6. The method of any one of claims 1 to 5, wherein the one or more error recovery data structures comprises an error recovery log data structure that logs operations performed and objects created during the backup operation, and wherein the error recovery log data structure is associated with the backup operation by a unique identifier assigned to the backup operation by the storage controller at initiation of the backup operation and optionally wherein the storage controller performs error recovery by rolling back changes made during the backup operation using the error recovery log data structure.

7. The method of any one of claims 1 to 6, wherein initiating the backup operation comprises calling a START BACKUP application program interface (API) function provided by logic of the storage controller for starting a backup operation and optionally the START BACKUP API causes the storage controller to: generate an error recovery log data structure for the backup operation; assign a unique identifier to the backup operation; and return the unique identifier to the backup application, wherein the unique identifier is used by the backup application to identify a particular backup operation in communications with the storage controller.

8. The method of any one of claims 1 to 7, wherein a plurality of host systems utilize the storage system to backup application data, and wherein performing error recovery in the storage controller frees resources utilized by the backup operation on the host system for use by other host systems prior to executing recovery logic in the host system.

9. A storage controller, comprising: a processor; and a memory coupled to the processor, wherein the memory comprises instructions which, when executed by the processor, cause the processor to: receive a request, from a backup application executing on a host system, to initiate a backup operation on data associated with one or more application instances executing on the host system; generate one or more error recovery data structures maintained in the storage system; determine if an error recovery operation is to be performed for the backup operation; invoke an error recovery operation for the backup operation, the error recovery operation being provided by logic of the storage controller; and perform the error recovery operation, in the storage controller, using the one or more error recovery data structures maintained in the storage system.

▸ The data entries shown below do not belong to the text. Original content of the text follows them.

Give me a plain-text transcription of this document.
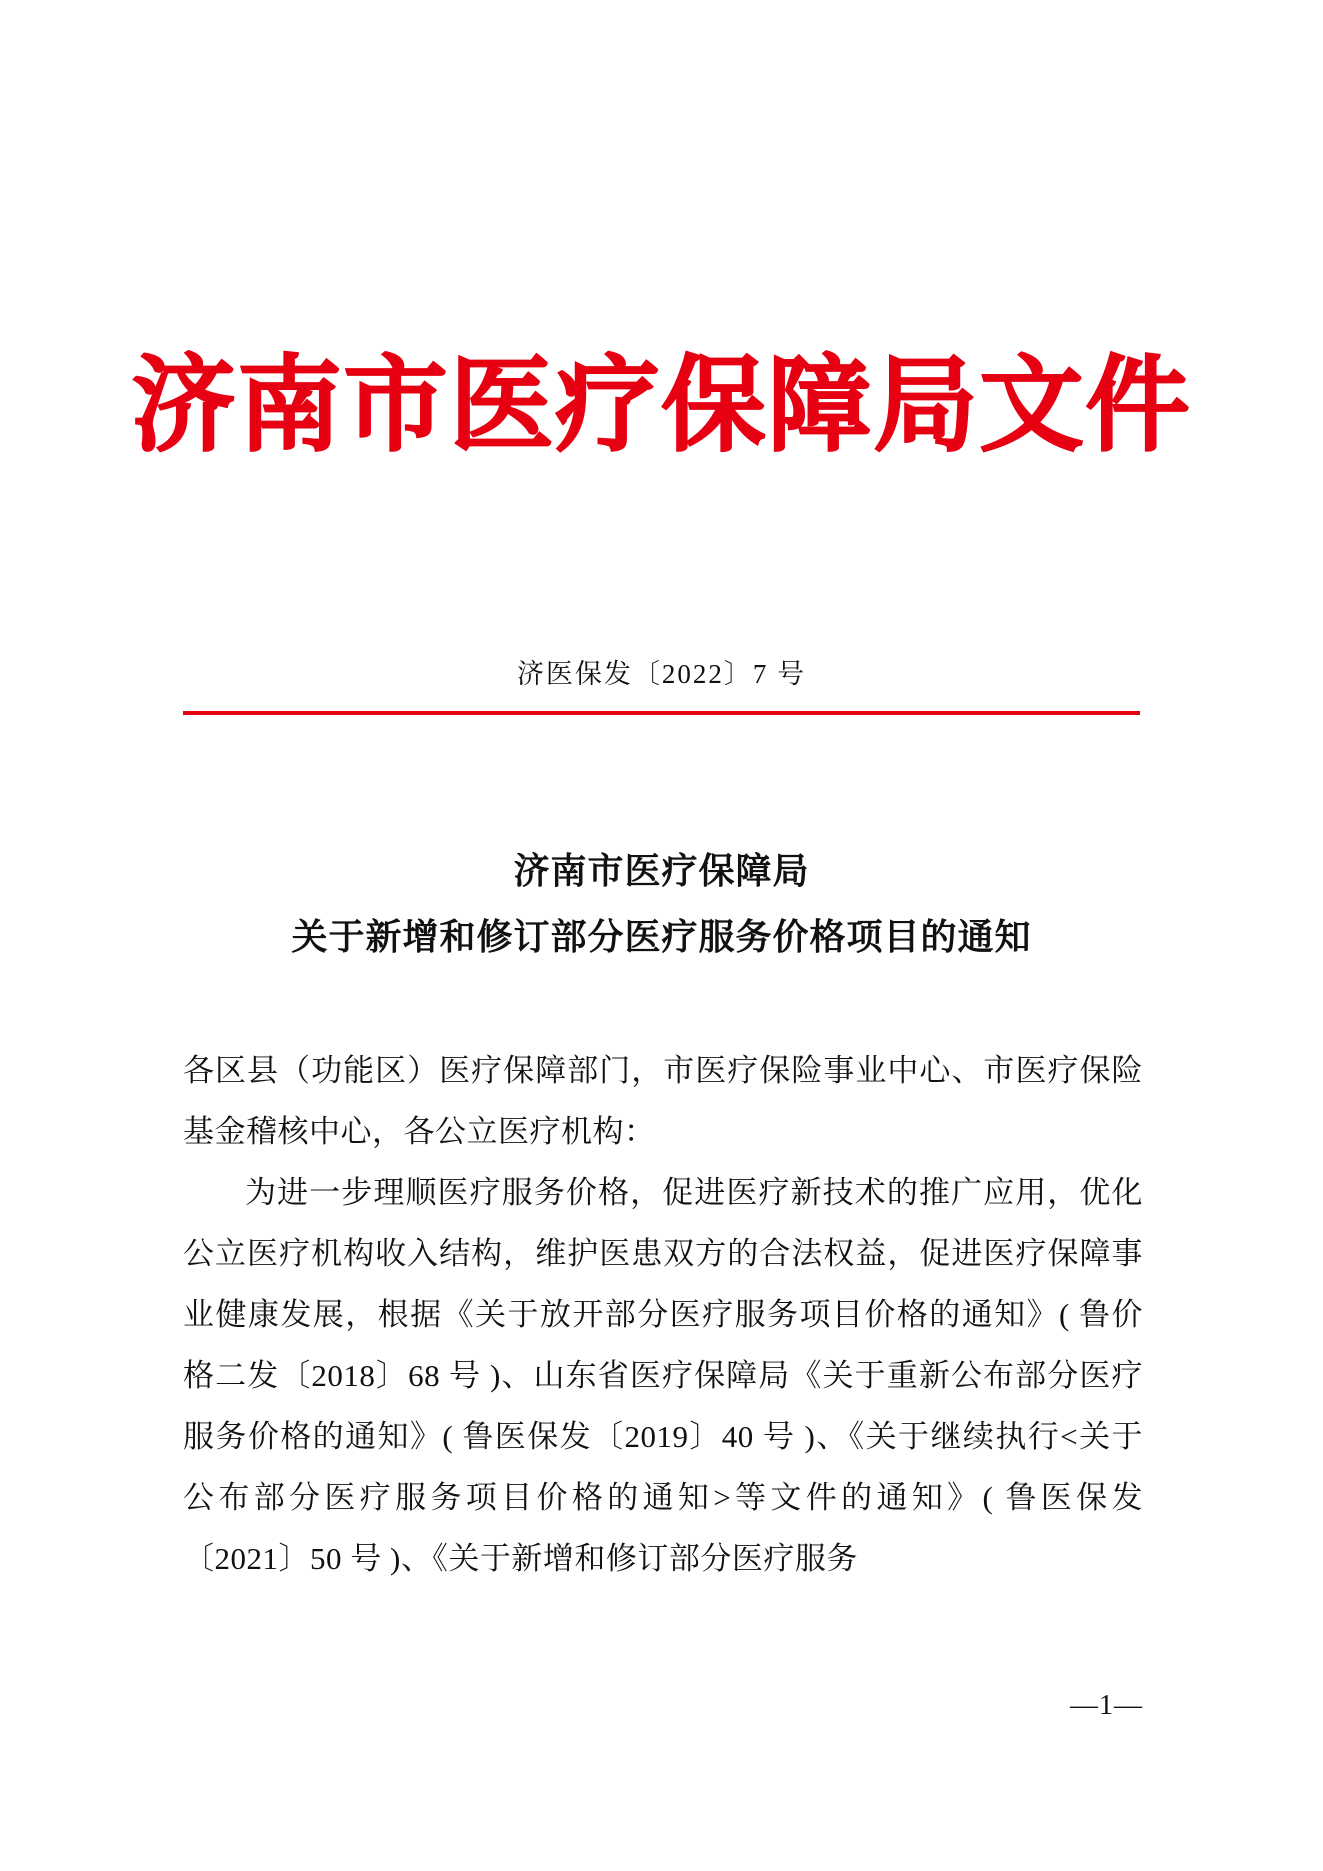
济南市医疗保障局文件
济医保发〔2022〕7 号
济南市医疗保障局
关于新增和修订部分医疗服务价格项目的通知

各区县（功能区）医疗保障部门，市医疗保险事业中心、市医疗保险基金稽核中心，各公立医疗机构：

为进一步理顺医疗服务价格，促进医疗新技术的推广应用，优化公立医疗机构收入结构，维护医患双方的合法权益，促进医疗保障事业健康发展，根据《关于放开部分医疗服务项目价格的通知》( 鲁价格二发〔2018〕68 号 )、山东省医疗保障局《关于重新公布部分医疗服务价格的通知》( 鲁医保发〔2019〕40 号 )、《关于继续执行<关于公布部分医疗服务项目价格的通知>等文件的通知》( 鲁医保发〔2021〕50 号 )、《关于新增和修订部分医疗服务

—1—
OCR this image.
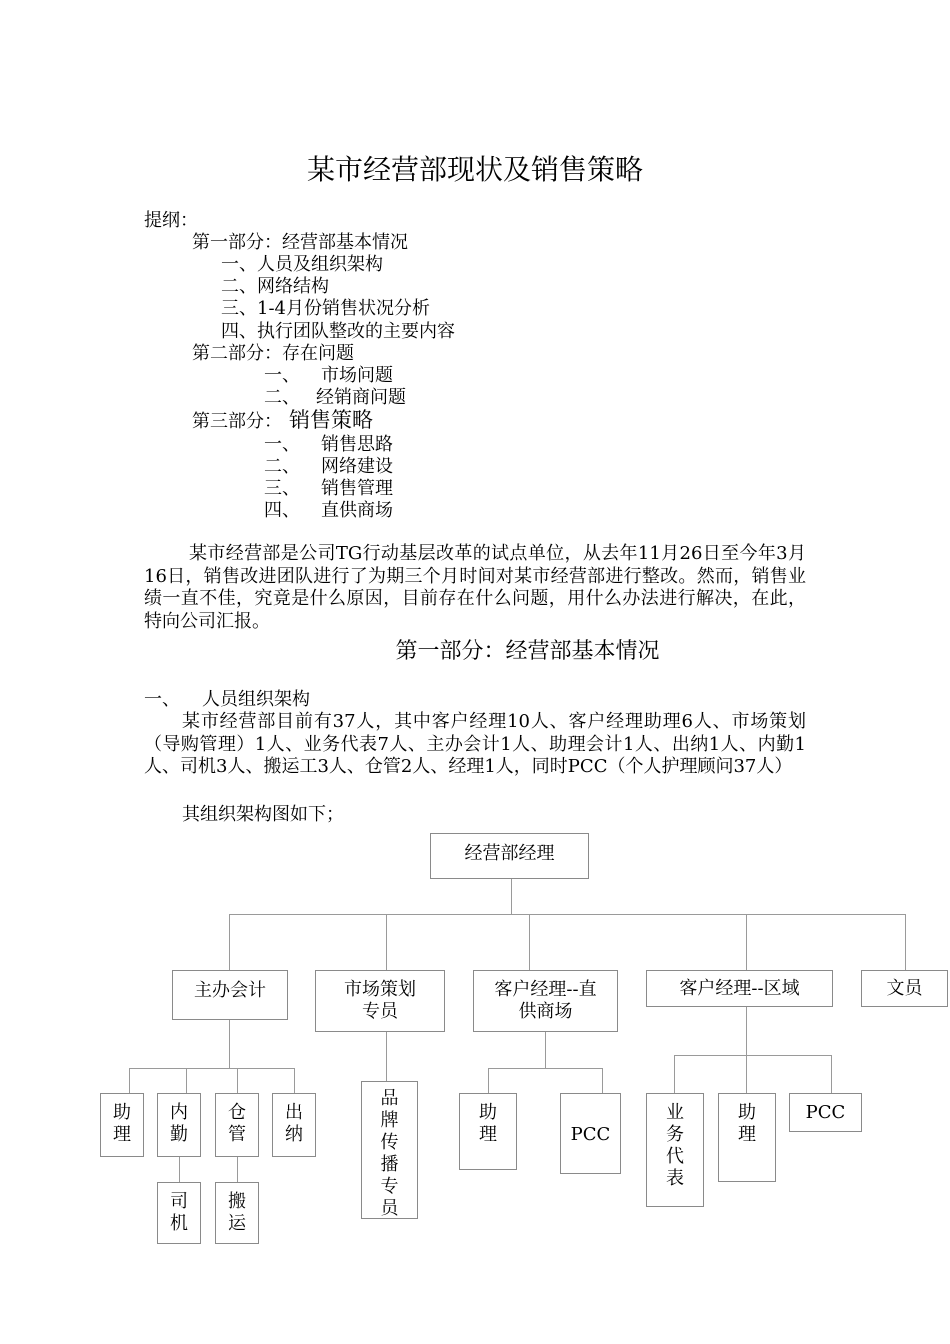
某市经营部现状及销售策略
提纲：
第一部分：经营部基本情况
一、人员及组织架构
二、网络结构
三、1-4月份销售状况分析
四、执行团队整改的主要内容
第二部分：存在问题
一、 市场问题
二、 经销商问题
第三部分： 销售策略
一、 销售思路
二、 网络建设
三、 销售管理
四、 直供商场

某市经营部是公司TG行动基层改革的试点单位，从去年11月26日至今年3月16日，销售改进团队进行了为期三个月时间对某市经营部进行整改。然而，销售业绩一直不佳，究竟是什么原因，目前存在什么问题，用什么办法进行解决，在此，特向公司汇报。

第一部分：经营部基本情况
一、 人员组织架构

某市经营部目前有37人，其中客户经理10人、客户经理助理6人、市场策划（导购管理）1人、业务代表7人、主办会计1人、助理会计1人、出纳1人、内勤1人、司机3人、搬运工3人、仓管2人、经理1人，同时PCC（个人护理顾问37人）

其组织架构图如下；
经营部经理
主办会计	市场策划专员
客户经理--直供商场
客户经理--区域	文员
助理
内勤
仓管
出纳
司机
搬运
品牌传播专员
助理	PCC
业务代表
助理
PCC
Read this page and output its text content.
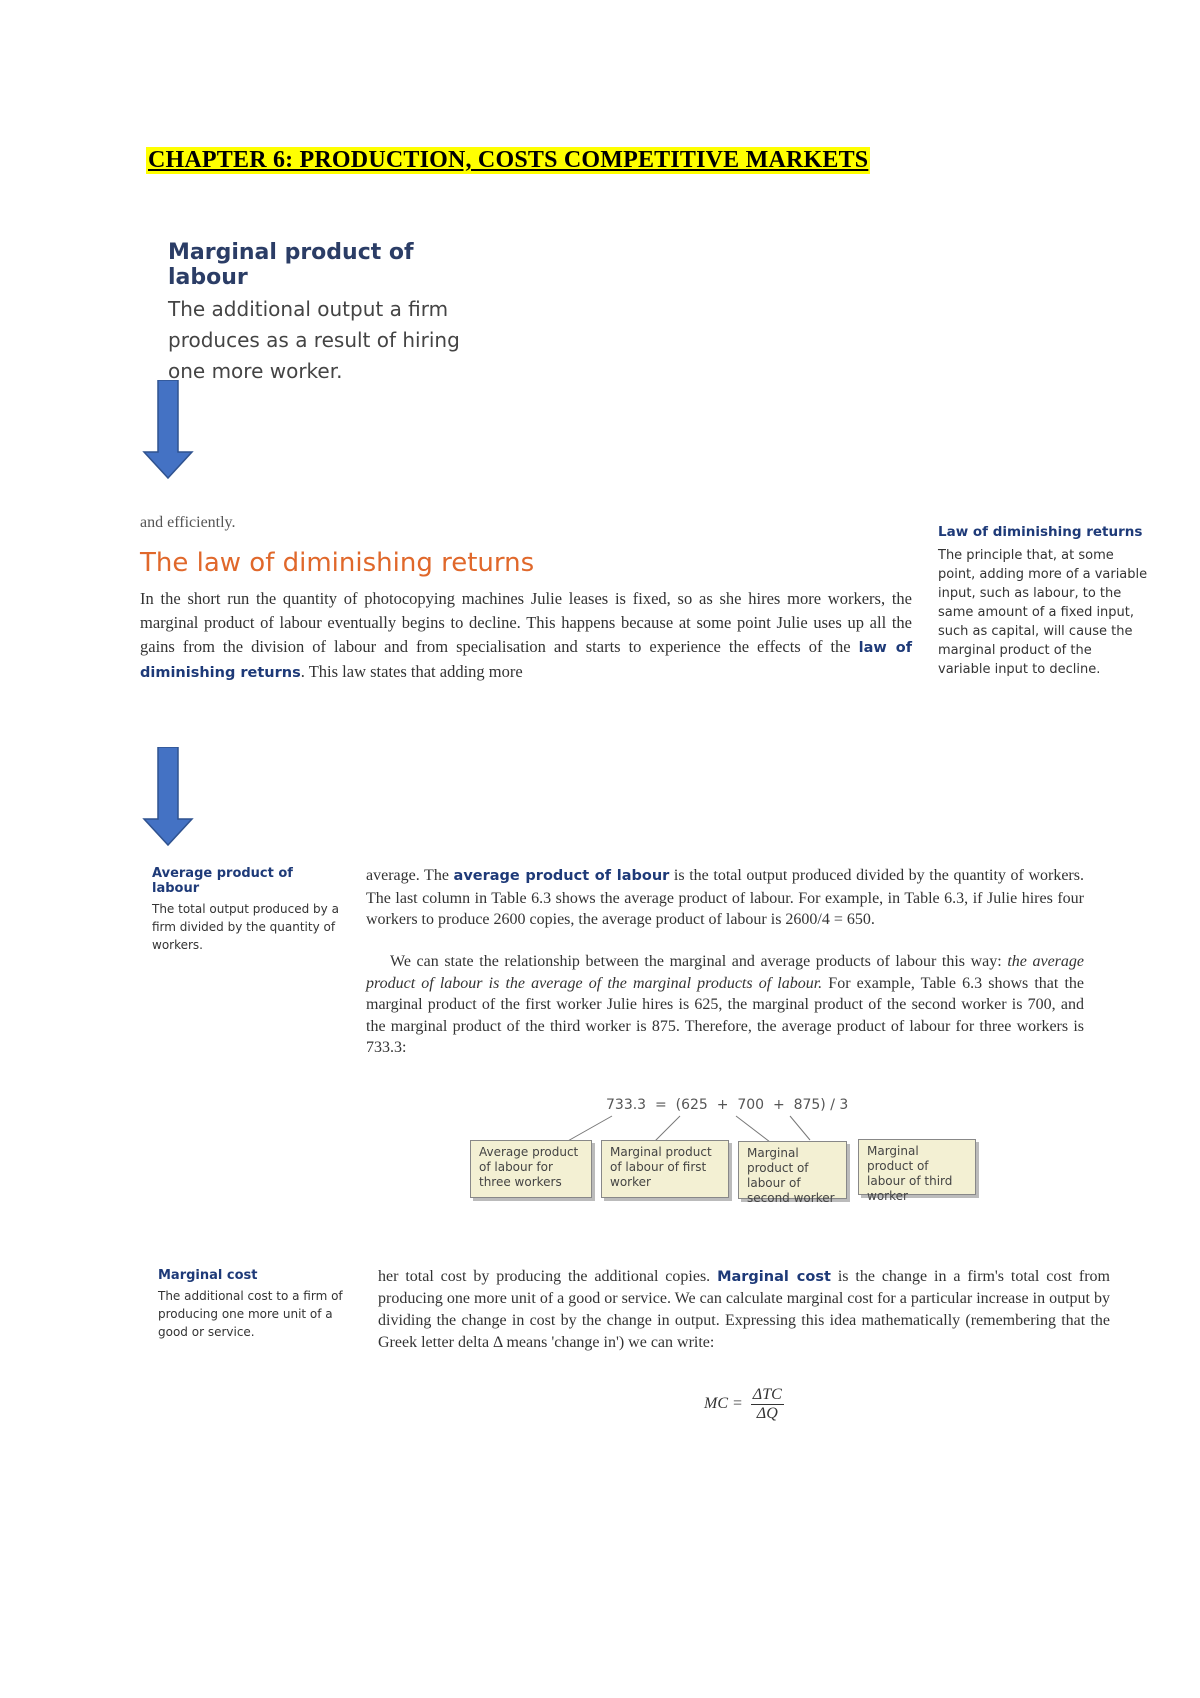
CHAPTER 6: PRODUCTION, COSTS COMPETITIVE MARKETS
Marginal product of labour
The additional output a firm produces as a result of hiring one more worker.
and efficiently.
The law of diminishing returns
In the short run the quantity of photocopying machines Julie leases is fixed, so as she hires more workers, the marginal product of labour eventually begins to decline. This happens because at some point Julie uses up all the gains from the division of labour and from specialisation and starts to experience the effects of the law of diminishing returns. This law states that adding more
Law of diminishing returns
The principle that, at some point, adding more of a variable input, such as labour, to the same amount of a fixed input, such as capital, will cause the marginal product of the variable input to decline.
Average product of labour
The total output produced by a firm divided by the quantity of workers.
average. The average product of labour is the total output produced divided by the quantity of workers. The last column in Table 6.3 shows the average product of labour. For example, in Table 6.3, if Julie hires four workers to produce 2600 copies, the average product of labour is 2600/4 = 650.
We can state the relationship between the marginal and average products of labour this way: the average product of labour is the average of the marginal products of labour. For example, Table 6.3 shows that the marginal product of the first worker Julie hires is 625, the marginal product of the second worker is 700, and the marginal product of the third worker is 875. Therefore, the average product of labour for three workers is 733.3:
733.3  =  (625  +  700  +  875) / 3
Average product of labour for three workers
Marginal product of labour of first worker
Marginal product of labour of second worker
Marginal product of labour of third worker
Marginal cost
The additional cost to a firm of producing one more unit of a good or service.
her total cost by producing the additional copies. Marginal cost is the change in a firm's total cost from producing one more unit of a good or service. We can calculate marginal cost for a particular increase in output by dividing the change in cost by the change in output. Expressing this idea mathematically (remembering that the Greek letter delta Δ means 'change in') we can write:
MC = $\frac{\text{ΔTC}}{\Delta Q}$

10. A computer program product comprising a computer useable medium having a computer readable program, wherein the computer readable program, when executed on a computing device, causes a storage controller of a storage system to: receive a request, from a backup application executing on a host system, to initiate a backup operation on data associated with one or more application instances executing on the host system; generate one or more error recovery data structures maintained in the storage system; determine if an error recovery operation is to be performed for the backup operation; invoke an error recovery operation for the backup operation, the error recovery operation being provided by logic of the storage controller; and perform the error recovery operation, in the storage controller, using the one or more error recovery data structures maintained in the storage system.